The cast and crew had deserted the Ashbury. Maybe they had to get some work done. Or maybe it was time for afternoon naps. Or maybe they got tired of watching Bixby and me watch them.

“I’m glad. He does nice work. I hope to hire him myself someday, if I ever save enough to buy back Grandma Mae’s cottage . . .”

“Are you still pining after that place? Audrey, I drove past it the other day, and it looks like it’s going to fall down any minute.”

“Pining hardly seems the right word. But, yeah. I’d like to fix it up. Live there.”

“Your childhood escape?”

“I’m not sure I’d call it an escape.”

“Are you going to talk to me or argue about my choice of words? It was precisely an escape. Every summer you and Liv would go and poke around in that garden, like the whole rest of the world didn’t exist. I know things weren’t great between you and your dad—”

“Things seemed fine between me and my dad, thank you very much. Right up until the time he just wasn’t there anymore.” I had raised my voice. I looked around the still-empty room, and then lowered it. “As far as I’m concerned, he ceased to exist the day he walked out on us.”

“Walked out on your mother,” she said.

“No, walked out on
us
. Don’t you go picking at my choice of words, either. Did he call me? Send birthday or Christmas gifts? Take me out for caramel corn the day I got my braces off? No, not a word since that day. The only way we even knew he wasn’t in an accident or kidnapped or something was because his suitcase and half his clothes were gone. I don’t know when he packed those up.”

“And coming to Ramble helped you forget, but . . .”

“Coming to Ramble was my salvation. Grandma Mae . . .” My eyes started to tear. But I forced my words through the crack in my voice. “That little cottage was a haven. No shouting or swearing. Quiet. Peace. I never felt unloved when Grandma Mae was alive.”

Jenny clasped her hands so tightly that her knuckles turned white. “I didn’t mean to bring up . . . It’s just that it’s such a rickety old place, and the things you treasured aren’t there . . .”

“But I could fix it up. Make it the same pleasant place I remember.”

“It won’t be the same, all alone in that house. You would be living there all alone, right?”
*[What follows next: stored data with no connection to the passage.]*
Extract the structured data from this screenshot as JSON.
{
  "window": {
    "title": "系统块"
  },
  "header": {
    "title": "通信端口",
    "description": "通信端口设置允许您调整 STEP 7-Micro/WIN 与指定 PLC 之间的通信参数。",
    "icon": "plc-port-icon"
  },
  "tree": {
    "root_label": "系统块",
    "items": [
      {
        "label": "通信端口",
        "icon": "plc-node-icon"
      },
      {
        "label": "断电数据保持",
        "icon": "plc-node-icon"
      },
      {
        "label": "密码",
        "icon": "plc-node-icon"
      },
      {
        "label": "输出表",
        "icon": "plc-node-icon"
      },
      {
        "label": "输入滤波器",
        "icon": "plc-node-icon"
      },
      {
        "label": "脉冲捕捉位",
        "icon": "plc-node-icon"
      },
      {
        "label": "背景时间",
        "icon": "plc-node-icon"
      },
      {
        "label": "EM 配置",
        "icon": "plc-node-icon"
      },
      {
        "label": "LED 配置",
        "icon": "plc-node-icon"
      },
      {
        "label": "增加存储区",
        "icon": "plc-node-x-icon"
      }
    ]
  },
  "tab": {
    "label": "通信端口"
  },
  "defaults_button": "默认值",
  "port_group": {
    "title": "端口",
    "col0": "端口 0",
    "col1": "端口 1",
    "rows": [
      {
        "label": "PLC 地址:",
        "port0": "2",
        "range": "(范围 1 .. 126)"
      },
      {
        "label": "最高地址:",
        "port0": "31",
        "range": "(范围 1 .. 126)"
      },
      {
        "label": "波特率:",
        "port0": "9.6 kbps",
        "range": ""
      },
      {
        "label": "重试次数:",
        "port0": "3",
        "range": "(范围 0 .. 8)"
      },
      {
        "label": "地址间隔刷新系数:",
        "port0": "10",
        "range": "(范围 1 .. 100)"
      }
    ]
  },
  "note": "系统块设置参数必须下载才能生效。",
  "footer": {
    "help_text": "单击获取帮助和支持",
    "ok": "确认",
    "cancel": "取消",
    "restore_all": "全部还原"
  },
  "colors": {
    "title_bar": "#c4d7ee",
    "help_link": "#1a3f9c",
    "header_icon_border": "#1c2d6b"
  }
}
She sat up straight, as if she’d just remembered the year the Magna Carta was signed for a history test. And no, I have no idea when it was signed, or even why it was such a big deal. History was never my subject. But if I could have remembered I’d have had the same excited glint in my eyes.

“You’re
not
planning on living there alone, are you?” she said slyly.

“Let’s not go there.”

She pulled closer to me. “It’s Nick, right? You and he seemed like you were getting serious.”

“Nick and I had a long talk the other night.”

“And?”

“And he told me I was free to date other people.”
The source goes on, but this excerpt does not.